Hi, I have previously used STAR for RNASeq and wanted to try using salmon. I find that the mapping rate is rather low, ~40% for every sample. This total RNA has been extracted from whole blood and rRNA depleted. Is the 40% mapping rate due to the rRNA depletion? I have tried lower the k and using different reference file but it doesn't seem to change the mapping rate much. Fastqc of the data looks fine.
I have some of my code below,
TRANSCRIPTOME=$RESOURCEDIR/gencode.v46.transcripts.fa.gz
GENOME=$RESOURCEDIR/GRCh38.p14.genome.fa.gz
echo "Creating decoy file"
grep "^>" <(gunzip -c $GENOME) | cut -d " " -f 1 > decoys_gencode.txt
sed -i.bak -e 's/>//g' decoys_gencode.txt
echo "Concatenating transcriptome and genome"

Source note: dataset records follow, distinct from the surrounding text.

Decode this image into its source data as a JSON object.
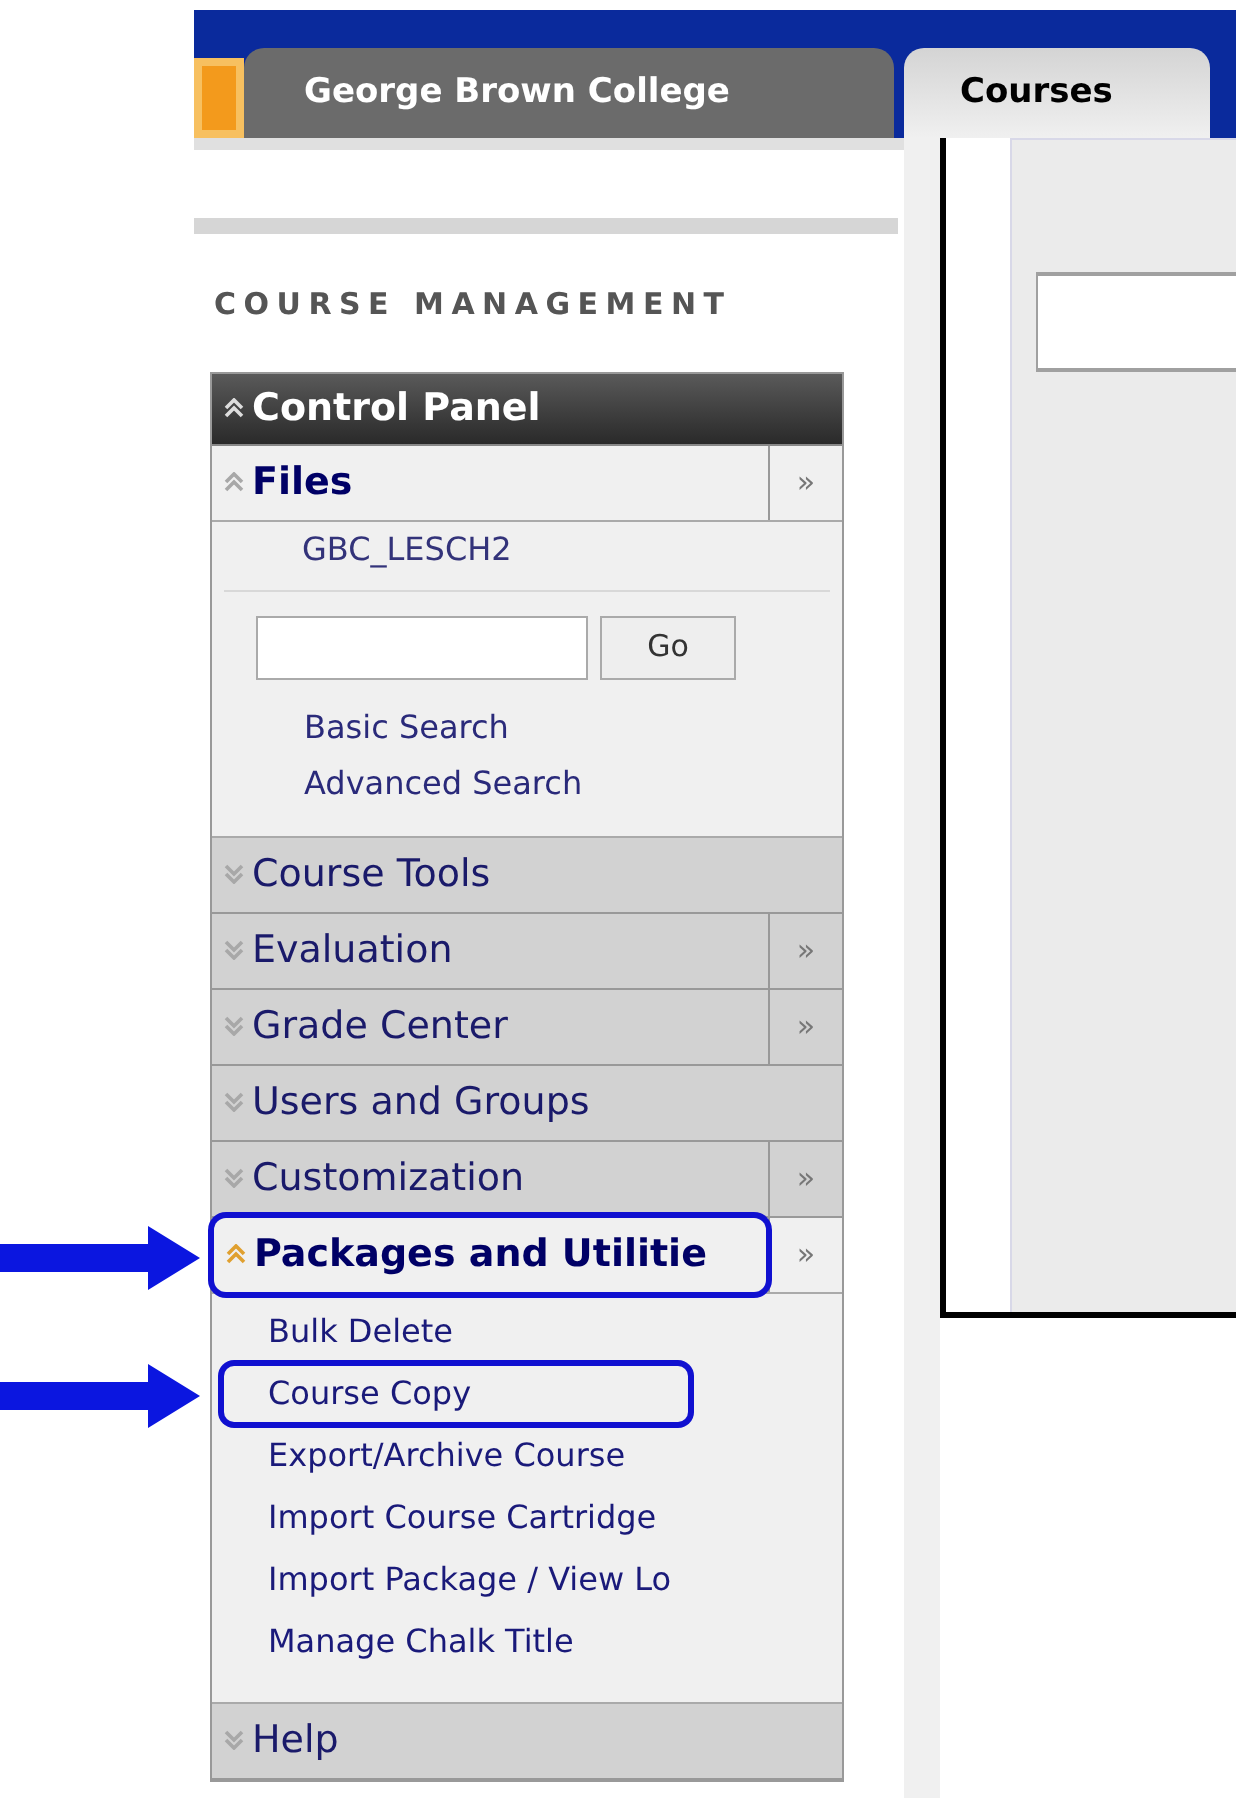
{
  "tabs": [
    {
      "label": "George Brown College",
      "selected": false
    },
    {
      "label": "Courses",
      "selected": true
    }
  ],
  "section_title": "COURSE MANAGEMENT",
  "control_panel": {
    "title": "Control Panel",
    "expanded": true,
    "sections": [
      {
        "kind": "files",
        "label": "Files",
        "expanded": true,
        "more": "»",
        "folder": "GBC_LESCH2",
        "search": {
          "button": "Go"
        },
        "links": [
          "Basic Search",
          "Advanced Search"
        ]
      },
      {
        "kind": "menu",
        "label": "Course Tools",
        "expanded": false
      },
      {
        "kind": "menu",
        "label": "Evaluation",
        "expanded": false,
        "more": "»"
      },
      {
        "kind": "menu",
        "label": "Grade Center",
        "expanded": false,
        "more": "»"
      },
      {
        "kind": "menu",
        "label": "Users and Groups",
        "expanded": false
      },
      {
        "kind": "menu",
        "label": "Customization",
        "expanded": false,
        "more": "»"
      },
      {
        "kind": "menu",
        "label": "Packages and Utilitie",
        "expanded": true,
        "more": "»",
        "highlighted": true,
        "items": [
          {
            "label": "Bulk Delete",
            "highlighted": false
          },
          {
            "label": "Course Copy",
            "highlighted": true
          },
          {
            "label": "Export/Archive Course",
            "highlighted": false
          },
          {
            "label": "Import Course Cartridge",
            "highlighted": false
          },
          {
            "label": "Import Package / View Lo",
            "highlighted": false
          },
          {
            "label": "Manage Chalk Title",
            "highlighted": false
          }
        ]
      },
      {
        "kind": "menu",
        "label": "Help",
        "expanded": false
      }
    ]
  }
}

cat $TRANSCRIPTOME $GENOME > gentrome_gencode.fa.gz
Index the reference fasta
echo "Indexing"
salmon index -t gentrome_gencode.fa.gz -d decoys_gencode.txt -k 31 -p 12 -i salmon_index_gencode --gencode
Alignment
for fn in *_trimmed_R1_001.fastq.gz;
do
SAMPLE=`basename ${fn} | sed 's/_trimmed_R1_001.fastq.gz//g'`
INDEX=$RESOURCEDIR/salmon_index_gencode/
echo "Processing sample ${SAMPLE}"
salmon quant --index $INDEX --libType A \
-1 ${SAMPLE}_trimmed_R1_001.fastq.gz \
-2 ${SAMPLE}_trimmed_R2_001.fastq.gz \
--threads 12 --validateMappings --output quants/${SAMPLE}_quant
done
If anyone could share some insight and whether or not I can just proceed to DESEQ2 that would be greatly appreciated.